As an interesting data point, my 2 year old knows how to find my wife's phone now. "Ok Google, find my phone." And wouldn't you know it, the damned phone starts making a noise for her. Both of my kids can use the phone to search things. Neither knows how to write yet and my son is just learning to read. It's amazing to watch how touch screens and voice commands have made high tech accessible to very young children.


> Obviously your sentences are parseable. Millions of humans around the world understand what you are saying.

No, I mean parseable in the way that source code is parsed. I'm not aware of any human language that is parseable by a computer. Humans are able to understand each other because our brains are, loosely speaking, magical.

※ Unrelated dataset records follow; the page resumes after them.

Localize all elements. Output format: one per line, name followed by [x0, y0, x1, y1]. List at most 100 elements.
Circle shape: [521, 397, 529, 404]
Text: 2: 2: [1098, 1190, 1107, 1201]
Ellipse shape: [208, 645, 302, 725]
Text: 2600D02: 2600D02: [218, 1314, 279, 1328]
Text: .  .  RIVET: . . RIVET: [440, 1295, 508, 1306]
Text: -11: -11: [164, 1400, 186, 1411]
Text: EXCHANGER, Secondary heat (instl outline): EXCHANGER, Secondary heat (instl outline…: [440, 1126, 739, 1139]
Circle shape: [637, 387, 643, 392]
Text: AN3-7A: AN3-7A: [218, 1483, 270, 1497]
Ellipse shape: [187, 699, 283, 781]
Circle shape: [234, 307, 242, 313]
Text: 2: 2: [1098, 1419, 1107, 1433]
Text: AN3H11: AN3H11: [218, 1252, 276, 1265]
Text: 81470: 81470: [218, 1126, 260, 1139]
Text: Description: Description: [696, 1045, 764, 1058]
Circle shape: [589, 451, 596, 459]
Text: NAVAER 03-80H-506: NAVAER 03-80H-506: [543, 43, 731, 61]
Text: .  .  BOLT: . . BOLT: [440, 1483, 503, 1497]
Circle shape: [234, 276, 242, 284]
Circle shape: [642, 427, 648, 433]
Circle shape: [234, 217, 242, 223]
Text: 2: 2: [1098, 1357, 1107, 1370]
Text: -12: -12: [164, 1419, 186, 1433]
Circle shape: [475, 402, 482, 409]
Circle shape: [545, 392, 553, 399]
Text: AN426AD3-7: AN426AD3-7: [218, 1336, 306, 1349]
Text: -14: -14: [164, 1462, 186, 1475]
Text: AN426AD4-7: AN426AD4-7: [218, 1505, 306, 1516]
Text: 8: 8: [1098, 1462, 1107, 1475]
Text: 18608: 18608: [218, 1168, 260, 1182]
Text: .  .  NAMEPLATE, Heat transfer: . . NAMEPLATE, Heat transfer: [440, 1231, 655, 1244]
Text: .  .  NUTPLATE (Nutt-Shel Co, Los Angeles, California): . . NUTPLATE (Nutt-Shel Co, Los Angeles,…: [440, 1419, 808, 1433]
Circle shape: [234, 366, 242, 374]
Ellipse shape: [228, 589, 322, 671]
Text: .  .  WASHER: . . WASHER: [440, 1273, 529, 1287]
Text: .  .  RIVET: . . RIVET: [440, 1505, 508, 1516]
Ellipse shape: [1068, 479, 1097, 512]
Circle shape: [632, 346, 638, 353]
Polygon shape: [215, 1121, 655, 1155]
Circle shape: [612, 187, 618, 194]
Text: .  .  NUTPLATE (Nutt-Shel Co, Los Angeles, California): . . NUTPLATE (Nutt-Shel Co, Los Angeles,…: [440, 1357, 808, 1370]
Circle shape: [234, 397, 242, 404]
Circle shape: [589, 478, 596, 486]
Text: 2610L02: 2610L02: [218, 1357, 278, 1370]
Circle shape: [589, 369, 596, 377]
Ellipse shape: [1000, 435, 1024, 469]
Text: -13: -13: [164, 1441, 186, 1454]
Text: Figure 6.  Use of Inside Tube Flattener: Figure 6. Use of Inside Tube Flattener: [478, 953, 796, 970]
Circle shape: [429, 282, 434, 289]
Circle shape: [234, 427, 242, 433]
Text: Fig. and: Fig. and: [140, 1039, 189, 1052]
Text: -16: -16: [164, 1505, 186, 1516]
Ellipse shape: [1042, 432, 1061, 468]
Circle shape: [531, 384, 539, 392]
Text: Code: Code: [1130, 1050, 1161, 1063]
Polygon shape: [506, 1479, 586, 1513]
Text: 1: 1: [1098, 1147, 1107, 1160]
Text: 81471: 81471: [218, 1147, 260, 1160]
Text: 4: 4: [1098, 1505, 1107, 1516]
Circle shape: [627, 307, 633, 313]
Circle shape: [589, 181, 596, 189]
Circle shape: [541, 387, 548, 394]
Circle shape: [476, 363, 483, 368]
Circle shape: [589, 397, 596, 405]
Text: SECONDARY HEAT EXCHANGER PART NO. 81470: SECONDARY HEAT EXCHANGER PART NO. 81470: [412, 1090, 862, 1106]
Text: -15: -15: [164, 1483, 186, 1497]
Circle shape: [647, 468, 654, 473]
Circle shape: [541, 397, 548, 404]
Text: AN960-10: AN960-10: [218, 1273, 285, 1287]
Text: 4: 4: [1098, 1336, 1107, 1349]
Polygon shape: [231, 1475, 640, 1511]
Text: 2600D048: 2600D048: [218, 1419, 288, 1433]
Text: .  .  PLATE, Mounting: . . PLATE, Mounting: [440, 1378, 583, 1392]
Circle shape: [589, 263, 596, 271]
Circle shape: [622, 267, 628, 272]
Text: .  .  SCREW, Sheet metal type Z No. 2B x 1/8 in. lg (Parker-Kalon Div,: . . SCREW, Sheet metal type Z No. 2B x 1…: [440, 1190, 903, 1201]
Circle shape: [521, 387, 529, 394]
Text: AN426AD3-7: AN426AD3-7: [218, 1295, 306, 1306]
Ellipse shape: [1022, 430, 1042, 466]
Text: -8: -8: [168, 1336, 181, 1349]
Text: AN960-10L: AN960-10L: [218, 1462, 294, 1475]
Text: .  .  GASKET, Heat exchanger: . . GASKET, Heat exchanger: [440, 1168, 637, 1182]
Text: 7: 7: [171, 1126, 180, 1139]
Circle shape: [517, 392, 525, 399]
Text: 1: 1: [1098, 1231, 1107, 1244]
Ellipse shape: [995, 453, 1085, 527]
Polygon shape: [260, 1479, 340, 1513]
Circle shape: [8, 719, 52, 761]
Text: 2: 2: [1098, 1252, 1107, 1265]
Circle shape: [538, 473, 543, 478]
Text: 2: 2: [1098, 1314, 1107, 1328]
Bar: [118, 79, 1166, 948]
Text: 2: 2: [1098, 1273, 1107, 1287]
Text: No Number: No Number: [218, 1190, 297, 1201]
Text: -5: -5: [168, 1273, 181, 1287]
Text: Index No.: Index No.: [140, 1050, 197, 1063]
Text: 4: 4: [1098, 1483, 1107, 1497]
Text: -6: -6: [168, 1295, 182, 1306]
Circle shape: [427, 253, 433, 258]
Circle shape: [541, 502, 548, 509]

Thats because natural language is ambiguous. Even simple sentences like " I saw a man on the hill with a telescope" have multiple meanings.

This isn't solved by magic, but pure statistics. Try and ask your friends who has the telescope in the previous sentence and some will say the man and some will say "I". Without context we can't tell, but we can judge which one is more likely given who had the item in previous sentences of similar structure (the prior). Then usually we also have some context.

Now we can add context: "I got a telescope for my birthday and was eager to use it. The next day I saw a man on the hill with my telescope". Now most people would expect the speaker to be looking through the telescope, but the man might have stolen it and taken it to the hill. Even humans have to guess.